Une fois maîtrisée, cette récupération du premier étage qui "représente à peu près 50% du coût du lanceur" permettra de diviser les coûts "par plus que deux" et de "proposer des prix plus compétitifs" que la concurrence, promet-il.
Il cite comme autres avantages la réutilisation prise en compte dès la conception de la fusée ainsi que sa capacité d'emport allant jusqu'à 4 tonnes, plus importante que chez les concurrents européens. Ces paramètres vont garantir un prix du lancement par kilo (indicateur clé pour une fusée) à 6.000 euros, comparable au prix catalogue de SpaceX, assure Yohann Leroy.
- Casse-pipe et tire-bouchon -
Si le pas de tir à Kourou est encore en cours de réaménagement, l'avenir de la fusée Maia se concrétise.
La semaine dernière, MaiaSpace a été sélectionnée pour le lancement en 2027 de la mission Toutatis, une démonstration d’action dans l’espace constituée de deux satellites pour le compte de l’Agence de l’innovation de défense. Un projet du français U-Space, spécialisé dans les nanosatellites, avec le soutien du missilier MBDA.
Cet accord suit le premier contrat commercial pour le groupe signé en mars avec le français Exotrail pour la plateforme Spacevan à partir de 2027.
D'ici là, le travail s'annonce intense à Kourou comme à Vernon.
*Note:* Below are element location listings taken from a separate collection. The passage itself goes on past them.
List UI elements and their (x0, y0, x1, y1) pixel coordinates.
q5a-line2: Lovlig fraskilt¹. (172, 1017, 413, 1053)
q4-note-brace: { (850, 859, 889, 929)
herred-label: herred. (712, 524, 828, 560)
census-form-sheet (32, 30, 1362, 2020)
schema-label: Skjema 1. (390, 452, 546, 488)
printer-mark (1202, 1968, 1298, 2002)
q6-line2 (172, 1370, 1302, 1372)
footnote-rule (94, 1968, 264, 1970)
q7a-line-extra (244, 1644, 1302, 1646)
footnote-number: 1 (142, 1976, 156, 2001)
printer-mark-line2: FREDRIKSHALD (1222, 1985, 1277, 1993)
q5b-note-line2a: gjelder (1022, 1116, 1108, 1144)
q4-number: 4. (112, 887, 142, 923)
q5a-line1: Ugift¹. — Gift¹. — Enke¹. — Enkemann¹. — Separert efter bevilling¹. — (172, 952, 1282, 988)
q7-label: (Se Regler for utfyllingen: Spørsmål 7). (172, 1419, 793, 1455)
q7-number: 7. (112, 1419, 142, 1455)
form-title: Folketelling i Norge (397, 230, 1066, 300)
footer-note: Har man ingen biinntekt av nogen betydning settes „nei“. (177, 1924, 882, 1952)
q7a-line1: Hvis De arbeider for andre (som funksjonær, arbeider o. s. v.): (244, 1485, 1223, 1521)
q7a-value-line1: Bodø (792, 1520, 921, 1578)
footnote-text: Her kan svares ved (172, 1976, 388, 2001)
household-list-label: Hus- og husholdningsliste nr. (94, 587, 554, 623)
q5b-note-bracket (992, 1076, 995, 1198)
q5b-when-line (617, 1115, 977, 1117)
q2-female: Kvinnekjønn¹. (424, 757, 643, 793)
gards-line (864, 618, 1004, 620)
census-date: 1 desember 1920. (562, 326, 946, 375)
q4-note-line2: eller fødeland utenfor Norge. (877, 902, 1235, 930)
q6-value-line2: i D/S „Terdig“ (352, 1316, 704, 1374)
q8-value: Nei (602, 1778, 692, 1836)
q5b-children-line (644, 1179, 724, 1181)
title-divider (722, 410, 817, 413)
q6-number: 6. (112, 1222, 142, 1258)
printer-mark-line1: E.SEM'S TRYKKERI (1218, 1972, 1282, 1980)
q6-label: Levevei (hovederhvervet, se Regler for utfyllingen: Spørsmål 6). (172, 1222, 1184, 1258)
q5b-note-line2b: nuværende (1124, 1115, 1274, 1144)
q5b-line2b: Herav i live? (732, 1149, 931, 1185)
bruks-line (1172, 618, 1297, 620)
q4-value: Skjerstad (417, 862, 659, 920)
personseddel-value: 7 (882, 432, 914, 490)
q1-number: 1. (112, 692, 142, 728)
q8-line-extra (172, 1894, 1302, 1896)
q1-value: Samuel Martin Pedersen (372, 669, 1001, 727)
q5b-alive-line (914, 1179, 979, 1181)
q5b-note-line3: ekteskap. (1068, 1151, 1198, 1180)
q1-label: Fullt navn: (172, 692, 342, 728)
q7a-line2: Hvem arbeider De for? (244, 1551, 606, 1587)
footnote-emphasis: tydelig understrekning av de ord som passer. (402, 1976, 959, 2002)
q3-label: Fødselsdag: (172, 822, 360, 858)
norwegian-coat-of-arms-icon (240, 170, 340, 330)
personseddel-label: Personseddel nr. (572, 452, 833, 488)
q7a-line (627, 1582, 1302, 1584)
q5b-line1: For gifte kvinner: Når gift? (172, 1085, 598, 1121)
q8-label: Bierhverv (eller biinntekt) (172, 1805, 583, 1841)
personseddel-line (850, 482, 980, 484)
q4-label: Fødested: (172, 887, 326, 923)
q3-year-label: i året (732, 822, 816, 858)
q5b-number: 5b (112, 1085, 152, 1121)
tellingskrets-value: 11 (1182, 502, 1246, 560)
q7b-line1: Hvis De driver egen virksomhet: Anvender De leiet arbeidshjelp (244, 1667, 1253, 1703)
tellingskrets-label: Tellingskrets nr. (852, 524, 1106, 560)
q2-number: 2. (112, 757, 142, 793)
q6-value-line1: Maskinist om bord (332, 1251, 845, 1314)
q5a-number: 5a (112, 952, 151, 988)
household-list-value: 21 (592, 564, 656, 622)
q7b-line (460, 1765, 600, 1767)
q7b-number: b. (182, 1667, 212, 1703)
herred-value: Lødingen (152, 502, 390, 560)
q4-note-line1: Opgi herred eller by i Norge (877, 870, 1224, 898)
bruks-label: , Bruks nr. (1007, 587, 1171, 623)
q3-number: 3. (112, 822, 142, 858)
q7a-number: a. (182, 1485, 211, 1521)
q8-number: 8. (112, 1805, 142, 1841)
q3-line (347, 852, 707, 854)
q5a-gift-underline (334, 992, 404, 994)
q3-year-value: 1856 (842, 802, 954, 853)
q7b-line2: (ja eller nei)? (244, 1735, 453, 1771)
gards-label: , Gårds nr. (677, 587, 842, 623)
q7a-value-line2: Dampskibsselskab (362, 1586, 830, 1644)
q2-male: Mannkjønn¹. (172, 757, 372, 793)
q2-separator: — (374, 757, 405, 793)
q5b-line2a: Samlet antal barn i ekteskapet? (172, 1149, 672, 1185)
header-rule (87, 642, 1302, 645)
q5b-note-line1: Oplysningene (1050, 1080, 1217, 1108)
La Protofactory qui abrite le démonstrateur du premier étage long de 33 mètres va s'agrandir et devenir une véritable usine, Maiafactory.
A quelques pas, dans la forêt, des installations surnommées "tire-bouchon" et "casse-pipe" servent de terrain d'épreuves: la première teste la séparation de l'étage supérieur, la seconde la résistance des réservoirs à la poussée du moteur, étapes décisives avant de voir la fusée s'élever vers l'espace.